As time and air are both running low, we decide to leave our hunt for treasure (and the sharks’ hunt for us) and go up. I stretch my time as long as I can, playfully swimming among the wreckage. Suddenly, I come across a block of stone that seems like it doesn’t belong. It’s unnatural. My buddy comes, and we scrape the algae off the surface.
I wont share the name, but he lived from 1971 to 2005. “Lost at sea but found in our hearts”. Or something like that, we couldn’t get all the grime off. The captain later revealed that this 34 year old man was spearfishing with his father on a day like today. However, when he started coming up, the current really picked up intensity. Nobody knows what happened, but the father said he was on the line one moment, and gone the next. The Coast Guard later put out a sonar buoy to see where his body may have gone, and they discovered in 24 hours the buoy traveled almost 30 miles. His body has never been recovered, but his gravestone lies at the anchorpoint for the Dixie Arrow, for divers to discover anew and contemplate the fragility of a human in deep water. With those sobering thoughts, we began our ascent.

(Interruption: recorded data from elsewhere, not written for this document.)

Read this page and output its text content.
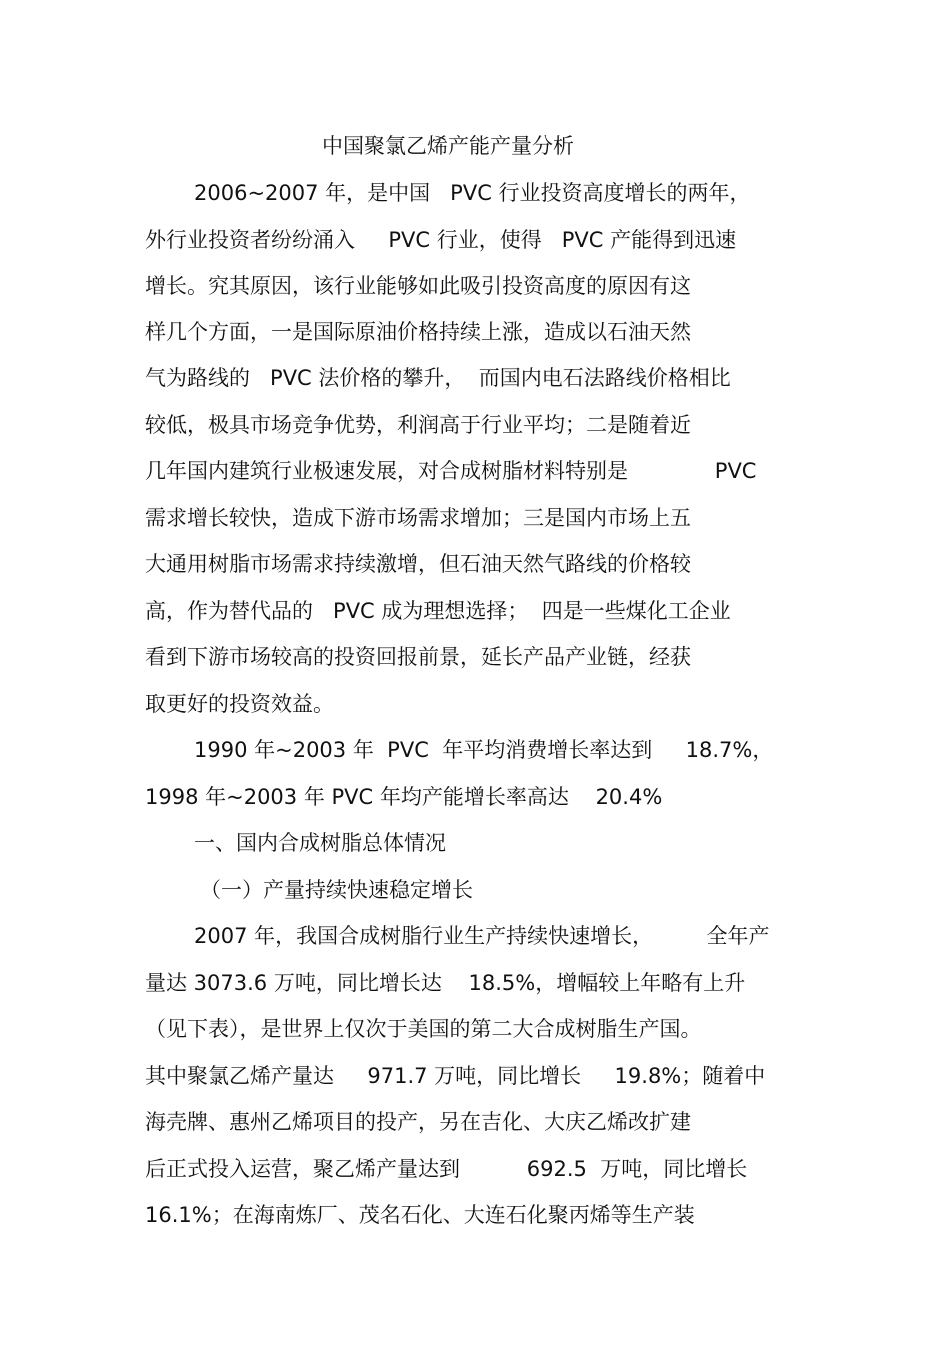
中国聚氯乙烯产能产量分析
2006~2007 年，是中国   PVC 行业投资高度增长的两年，
外行业投资者纷纷涌入     PVC 行业，使得   PVC 产能得到迅速
增长。究其原因，该行业能够如此吸引投资高度的原因有这
样几个方面，一是国际原油价格持续上涨，造成以石油天然
气为路线的   PVC 法价格的攀升，  而国内电石法路线价格相比
较低，极具市场竞争优势，利润高于行业平均；二是随着近
几年国内建筑行业极速发展，对合成树脂材料特别是             PVC
需求增长较快，造成下游市场需求增加；三是国内市场上五
大通用树脂市场需求持续激增，但石油天然气路线的价格较
高，作为替代品的   PVC 成为理想选择；  四是一些煤化工企业
看到下游市场较高的投资回报前景，延长产品产业链，经获
取更好的投资效益。
1990 年~2003 年  PVC  年平均消费增长率达到     18.7%，
1998 年~2003 年 PVC 年均产能增长率高达    20.4%
一、国内合成树脂总体情况
（一）产量持续快速稳定增长
2007 年，我国合成树脂行业生产持续快速增长，        全年产
量达 3073.6 万吨，同比增长达    18.5%，增幅较上年略有上升
（见下表），是世界上仅次于美国的第二大合成树脂生产国。
其中聚氯乙烯产量达     971.7 万吨，同比增长     19.8%；随着中
海壳牌、惠州乙烯项目的投产，另在吉化、大庆乙烯改扩建
后正式投入运营，聚乙烯产量达到          692.5  万吨，同比增长
16.1%；在海南炼厂、茂名石化、大连石化聚丙烯等生产装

We quickly noticed the current had picked up considerably. I delicately cradled the fragile skeleton in my right hand, while I used my left hand to both release air from my suit and hold on to the line. The current pushed, and the surface waves yanked the line up and down. I couldn’t hold the line, push the button, and pull myself with one hand simultaneously, but I was possessed, compulsively, to not let my urchin go. I held onto the line with my pinky, my whole body dragged around by my single smallest finger. I pulled, let go of the rope, and immediately grabbed for a further handhold. This pattern pulled me up 80 feet, until I finally let go of the anchor rope and swam for the ladder, nearly missing it. I hauled myself up with one arm, and held out my urchin to the deckhand. I refused to come up until he took it and stored it safely. I came on to the deck exhausted, panting, a splitting headache, and another nosebleed. But I had passed my test.
I don’t still have the urchin. I gave it to the captain to give it to his kid. I’d just break it anyway. In return, he gave me a shark tooth. Stabbed me with it really, but in a joking “This hurts but you won’t die, haha” kinda way. And I didn’t.